Une mémoire collective qui se construit
Chaque séisme de cette magnitude laisse des traces qui dépassent les seules destructions matérielles. Les témoignages recueillis auprès de Melania Nius, de Tonsianus Sambang et de Yoktafiana Sinar contribuent à bâtir une mémoire collective. Ils permettent de comprendre non seulement ce qui s’est passé, mais aussi comment les habitants ont réagi, quelles priorités ils se sont fixées dans l’urgence, et quelles aides ils attendent maintenant.
La demande de fournitures formulée par Tonsianus Sambang, la reconnaissance envers ceux qui ont aidé à évacuer les patients, la description précise des objets qui tombaient et des murs qui s’effondraient : tous ces détails donnent de la densité au récit. Ils transforment une information purement factuelle en une expérience humaine partageable.
Dans les refuges temporaires, les conversations tournent autour de la même question : comment reconstruire, et surtout comment se protéger mieux la prochaine fois. Les bâtiments publics endommagés, les écoles et les structures de santé devront faire l’objet d’une attention particulière. La sécurité des patients et des élèves dépendra en partie de la qualité de la reconstruction qui suivra.
Pour l’heure, l’urgence reste l’assistance aux personnes déplacées et le soin apporté aux blessés. Les deux cent soixante-quinze tonnes d’aide déjà en route et les préparatifs de la Croix-Rouge et du Croissant-Rouge constituent les premiers maillons d’une chaîne de solidarité qui devra se maintenir dans la durée.
Le poids des gestes individuels
Si l’on devait retenir une image de cette nuit, ce pourrait être celle d’un lit d’hôpital poussé à travers un couloir encombré de débris, ou celle d’une femme protégeant ses petits-enfants de son propre corps, ou encore celle de patients qui choisissent de sauter par les fenêtres plutôt que de rester coincés à l’intérieur. Ces gestes, accomplis dans la panique, ont sauvé des vies.
Ils rappellent aussi que, face à une catastrophe naturelle, les premières réponses viennent souvent des personnes présentes sur place. Les secours organisés arrivent ensuite, avec leurs moyens et leur coordination. Mais dans les minutes qui suivent la secousse, ce sont les habitants, les familles, les visiteurs et le personnel de l’hôpital qui agissent.
Melania Nius a prié. Yoktafiana Sinar a couru. Tonsianus Sambang a aidé à évacuer. Chacun a trouvé, dans l’urgence, une manière de réagir. Et c’est cette capacité de réaction individuelle, multipliée par le nombre de personnes présentes, qui a permis de limiter les pertes à l’intérieur de l’hôpital de Ruteng.

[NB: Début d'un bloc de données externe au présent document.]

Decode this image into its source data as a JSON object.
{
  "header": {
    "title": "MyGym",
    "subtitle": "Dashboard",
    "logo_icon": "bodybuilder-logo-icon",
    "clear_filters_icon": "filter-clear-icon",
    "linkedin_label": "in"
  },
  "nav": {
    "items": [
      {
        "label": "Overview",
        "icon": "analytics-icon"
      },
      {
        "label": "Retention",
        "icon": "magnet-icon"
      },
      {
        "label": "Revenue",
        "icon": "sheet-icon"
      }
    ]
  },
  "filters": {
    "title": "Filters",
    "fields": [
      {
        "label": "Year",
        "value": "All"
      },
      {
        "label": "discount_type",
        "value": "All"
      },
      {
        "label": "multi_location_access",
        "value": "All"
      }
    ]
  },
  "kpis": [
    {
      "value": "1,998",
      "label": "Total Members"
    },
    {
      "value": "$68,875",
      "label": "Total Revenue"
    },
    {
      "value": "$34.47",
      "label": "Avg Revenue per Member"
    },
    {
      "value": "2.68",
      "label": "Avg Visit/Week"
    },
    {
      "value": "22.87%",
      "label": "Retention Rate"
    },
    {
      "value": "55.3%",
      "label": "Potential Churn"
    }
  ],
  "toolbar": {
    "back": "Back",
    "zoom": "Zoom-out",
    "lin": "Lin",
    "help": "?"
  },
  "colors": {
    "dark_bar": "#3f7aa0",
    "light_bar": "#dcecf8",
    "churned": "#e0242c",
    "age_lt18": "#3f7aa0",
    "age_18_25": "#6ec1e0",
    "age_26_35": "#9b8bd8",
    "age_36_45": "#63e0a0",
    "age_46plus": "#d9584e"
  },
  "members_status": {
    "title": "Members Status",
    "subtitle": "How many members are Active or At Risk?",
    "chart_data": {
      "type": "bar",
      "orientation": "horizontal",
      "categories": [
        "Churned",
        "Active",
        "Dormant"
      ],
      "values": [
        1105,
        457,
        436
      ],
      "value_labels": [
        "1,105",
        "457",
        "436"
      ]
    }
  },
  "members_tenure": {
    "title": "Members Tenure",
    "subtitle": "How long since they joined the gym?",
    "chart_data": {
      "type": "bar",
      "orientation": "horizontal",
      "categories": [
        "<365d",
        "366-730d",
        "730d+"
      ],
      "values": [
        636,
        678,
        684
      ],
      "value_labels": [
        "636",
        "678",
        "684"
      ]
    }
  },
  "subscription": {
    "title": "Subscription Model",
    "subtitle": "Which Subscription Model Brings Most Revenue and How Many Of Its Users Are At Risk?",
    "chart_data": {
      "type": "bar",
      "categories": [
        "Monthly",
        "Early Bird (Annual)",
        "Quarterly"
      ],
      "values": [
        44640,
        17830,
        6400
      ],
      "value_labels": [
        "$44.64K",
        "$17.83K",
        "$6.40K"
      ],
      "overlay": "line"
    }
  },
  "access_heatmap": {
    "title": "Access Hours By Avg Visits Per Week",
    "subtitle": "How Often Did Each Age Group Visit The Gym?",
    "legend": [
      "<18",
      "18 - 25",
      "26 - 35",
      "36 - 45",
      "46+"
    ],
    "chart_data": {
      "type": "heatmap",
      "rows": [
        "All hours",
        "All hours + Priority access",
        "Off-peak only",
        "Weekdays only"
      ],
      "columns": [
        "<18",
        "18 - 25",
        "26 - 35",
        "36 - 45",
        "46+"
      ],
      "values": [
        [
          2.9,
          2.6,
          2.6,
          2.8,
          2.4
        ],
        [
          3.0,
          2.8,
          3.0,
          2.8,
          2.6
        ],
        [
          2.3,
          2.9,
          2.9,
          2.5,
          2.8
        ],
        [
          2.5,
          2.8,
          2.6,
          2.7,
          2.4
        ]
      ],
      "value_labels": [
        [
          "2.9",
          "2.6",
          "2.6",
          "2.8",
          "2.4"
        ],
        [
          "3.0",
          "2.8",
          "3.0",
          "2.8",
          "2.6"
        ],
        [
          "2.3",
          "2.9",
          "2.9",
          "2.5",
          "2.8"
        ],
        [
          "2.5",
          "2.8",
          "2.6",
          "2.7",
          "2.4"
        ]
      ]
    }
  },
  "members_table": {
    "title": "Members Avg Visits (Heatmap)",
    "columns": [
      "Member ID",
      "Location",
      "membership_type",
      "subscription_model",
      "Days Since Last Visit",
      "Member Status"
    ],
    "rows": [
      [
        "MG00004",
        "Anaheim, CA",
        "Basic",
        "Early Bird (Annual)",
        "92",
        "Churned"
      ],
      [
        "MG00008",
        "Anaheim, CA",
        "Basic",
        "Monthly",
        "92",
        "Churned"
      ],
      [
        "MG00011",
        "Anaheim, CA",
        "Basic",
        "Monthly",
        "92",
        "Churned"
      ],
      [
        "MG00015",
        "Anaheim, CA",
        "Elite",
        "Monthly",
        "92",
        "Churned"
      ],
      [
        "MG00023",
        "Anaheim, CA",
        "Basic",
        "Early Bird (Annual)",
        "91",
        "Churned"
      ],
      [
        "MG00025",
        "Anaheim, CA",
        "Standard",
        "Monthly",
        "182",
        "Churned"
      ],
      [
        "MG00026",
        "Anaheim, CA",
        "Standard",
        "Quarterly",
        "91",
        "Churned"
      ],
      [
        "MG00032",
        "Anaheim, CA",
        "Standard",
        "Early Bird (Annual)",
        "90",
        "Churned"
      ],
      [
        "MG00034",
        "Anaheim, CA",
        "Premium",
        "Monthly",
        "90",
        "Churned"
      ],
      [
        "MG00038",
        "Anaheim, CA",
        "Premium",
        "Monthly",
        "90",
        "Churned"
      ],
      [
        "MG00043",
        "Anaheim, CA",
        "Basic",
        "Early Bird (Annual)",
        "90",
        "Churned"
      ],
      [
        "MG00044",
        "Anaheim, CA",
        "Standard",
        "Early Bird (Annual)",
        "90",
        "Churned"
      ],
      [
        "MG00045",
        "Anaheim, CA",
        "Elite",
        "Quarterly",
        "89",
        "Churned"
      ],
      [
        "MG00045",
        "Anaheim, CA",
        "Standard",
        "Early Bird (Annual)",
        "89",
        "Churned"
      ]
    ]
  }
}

Aujourd’hui, alors que les équipes humanitaires déploient leurs moyens et que les autorités évaluent les dégâts, ces récits personnels continuent de circuler. Ils donnent un visage à la catastrophe. Ils rappellent que derrière les bilans officiels se trouvent des êtres humains qui ont tremblé, prié, couru, protégé et, pour certains, survécu.
Sur l’île de Florès, la terre s’est calmée pour l’instant. Mais la mémoire de cette secousse de magnitude 7,7 restera longtemps présente, portée par les témoignages de ceux qui l’ont vécue de l’intérieur, entre les murs d’un hôpital qui a failli les enfermer, et sous un ciel ouvert qui leur a finalement offert une issue.
La suite appartiendra à la reconstruction, aux soins apportés aux blessés, et à la vigilance face aux éventuelles répliques. Pour Melania Nius et sa famille, cette suite commence par la conscience d’avoir reçu ce qu’elle avait demandé dans sa prière : une nouvelle chance de vivre. Pour d’autres, le chemin sera plus long, plus douloureux. Mais ensemble, ils forment le tissu vivant d’une communauté qui, une fois de plus, a dû affronter la puissance imprévisible de la terre.